Those with a nervous disposition should loyally go to work tomorrow morning. The rest should pull a sickie and make sure they are comfortably seated (away from any potential TV cameramen) in the P Saravanamuttu Stadium, or in front of their television sets at home, because a fascinating Test match is now set up for a nail-biting finale. South Africa, as they have done for three days, have their noses in front but Sri Lanka, like they have also done for three days, keep scrambling back just when you think they are out of the race.
South Africa had a good first hour thanks to a feisty 65 from Mark Boucher, an innings that pushed the lead past 350, a daunting prospect anywhere in the world and a terrifying chase in Sri Lanka where the highest ever chase in 81 matches spread over 25 years is just 326 - and that against Zimbabwe on a belter at the SSC. They might have got even more were it not for Muttiah Muralitharan - who finished with 12 for 225, his fourth consecutive ten-wicket haul - and a miraculous short leg catch from Tillkaratne Dilshan that left Boucher, who had just middled a slog-sweep, utterly gobsmacked.
Sri Lanka's good fortune held throughout the day as South Africa had a bad day in the field.

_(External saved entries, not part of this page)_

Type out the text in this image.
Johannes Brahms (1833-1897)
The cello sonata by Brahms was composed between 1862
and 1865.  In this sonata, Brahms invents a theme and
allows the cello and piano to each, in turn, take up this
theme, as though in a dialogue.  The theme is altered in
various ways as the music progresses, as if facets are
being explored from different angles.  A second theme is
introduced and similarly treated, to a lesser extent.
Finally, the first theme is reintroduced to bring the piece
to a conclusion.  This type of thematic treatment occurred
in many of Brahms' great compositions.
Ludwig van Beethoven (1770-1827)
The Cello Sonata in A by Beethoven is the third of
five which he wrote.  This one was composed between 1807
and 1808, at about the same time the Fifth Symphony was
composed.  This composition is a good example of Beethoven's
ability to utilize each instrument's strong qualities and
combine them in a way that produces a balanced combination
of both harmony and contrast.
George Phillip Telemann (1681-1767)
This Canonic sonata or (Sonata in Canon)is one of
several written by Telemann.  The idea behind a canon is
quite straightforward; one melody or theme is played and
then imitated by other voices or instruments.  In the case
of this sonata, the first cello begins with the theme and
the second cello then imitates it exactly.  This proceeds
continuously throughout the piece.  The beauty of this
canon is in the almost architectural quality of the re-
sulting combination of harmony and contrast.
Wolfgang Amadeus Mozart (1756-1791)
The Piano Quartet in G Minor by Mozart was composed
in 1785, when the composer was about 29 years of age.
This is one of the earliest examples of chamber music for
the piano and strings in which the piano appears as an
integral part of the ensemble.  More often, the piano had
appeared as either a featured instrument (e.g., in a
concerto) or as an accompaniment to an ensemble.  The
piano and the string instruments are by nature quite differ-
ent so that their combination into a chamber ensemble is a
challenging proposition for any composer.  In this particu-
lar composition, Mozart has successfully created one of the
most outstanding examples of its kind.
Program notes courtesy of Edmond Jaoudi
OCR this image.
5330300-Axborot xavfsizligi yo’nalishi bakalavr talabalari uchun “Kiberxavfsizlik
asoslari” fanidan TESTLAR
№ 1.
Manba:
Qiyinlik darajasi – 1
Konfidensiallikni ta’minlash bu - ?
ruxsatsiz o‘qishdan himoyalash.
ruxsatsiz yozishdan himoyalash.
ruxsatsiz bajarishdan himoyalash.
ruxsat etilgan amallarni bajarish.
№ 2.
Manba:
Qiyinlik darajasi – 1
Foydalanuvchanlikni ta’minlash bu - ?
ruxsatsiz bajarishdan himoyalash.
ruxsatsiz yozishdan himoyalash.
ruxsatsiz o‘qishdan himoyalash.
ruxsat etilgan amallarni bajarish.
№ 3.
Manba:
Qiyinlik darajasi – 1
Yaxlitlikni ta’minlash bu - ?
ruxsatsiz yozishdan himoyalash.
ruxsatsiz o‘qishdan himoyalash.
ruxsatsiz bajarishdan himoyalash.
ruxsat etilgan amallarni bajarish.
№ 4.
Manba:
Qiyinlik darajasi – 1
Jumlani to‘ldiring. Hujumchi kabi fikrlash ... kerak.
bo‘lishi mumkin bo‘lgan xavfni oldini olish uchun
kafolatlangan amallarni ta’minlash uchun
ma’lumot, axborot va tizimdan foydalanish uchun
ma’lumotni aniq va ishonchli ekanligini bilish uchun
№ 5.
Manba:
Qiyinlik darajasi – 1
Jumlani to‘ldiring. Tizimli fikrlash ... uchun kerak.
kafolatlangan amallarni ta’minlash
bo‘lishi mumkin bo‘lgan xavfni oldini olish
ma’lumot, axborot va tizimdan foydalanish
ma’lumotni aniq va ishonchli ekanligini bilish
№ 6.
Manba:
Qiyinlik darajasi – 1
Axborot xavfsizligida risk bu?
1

There were missed run outs, fumbled pick-ups and at least four dropped chances, the most expensive of which has proved to be Hershcelle Gibbs's in the gully off a rasping cut stroke from Mahela Jayawardene - a difficult catch but no harder than the pinging slip chance he'd snapped up off Upul Tharanga against the new ball . A spilled chance just before the close at short leg off Prasanna Jayawardene may also prove costly.
South Africa appeared to be on the final straight shortly after tea as Tillakaratne Dilshan and Chamara Kapugedera perished, leaving Sri Lanka at 201 for 5. But Mahela, the last specialist batsman, then resurrected Sri Lankan hopes with a defiant undefeated 77. After his wasteful first-innings dismissal, he regained the unblinking focus at the Sinhalese Sports Club, patiently defending but also picking off any delivery that was marginally off-target. With Prasanna once again impressing, showing great pluck in a pressure-cooker atmosphere, Sri Lanka inched 61 runs closer before stumps were drawn.
Sri Lanka now have eight overs before facing the second new ball, possibly the decisive passage of play in this Test. There is still some life in the pitch for the quicks and, if Dale Steyn can work up a similar pace to what he produced this evening, the speedometer touching 95mph once, then Sri Lanka's lower order are in for a testing time. If they can weather the new ball then the momentum will finally swing Sri Lanka's way. They will be hoping that Makhaya Ntini's hamstring twinge, an injury that prevented him from bowling in the final session, does not make a miraculous overnight recovery.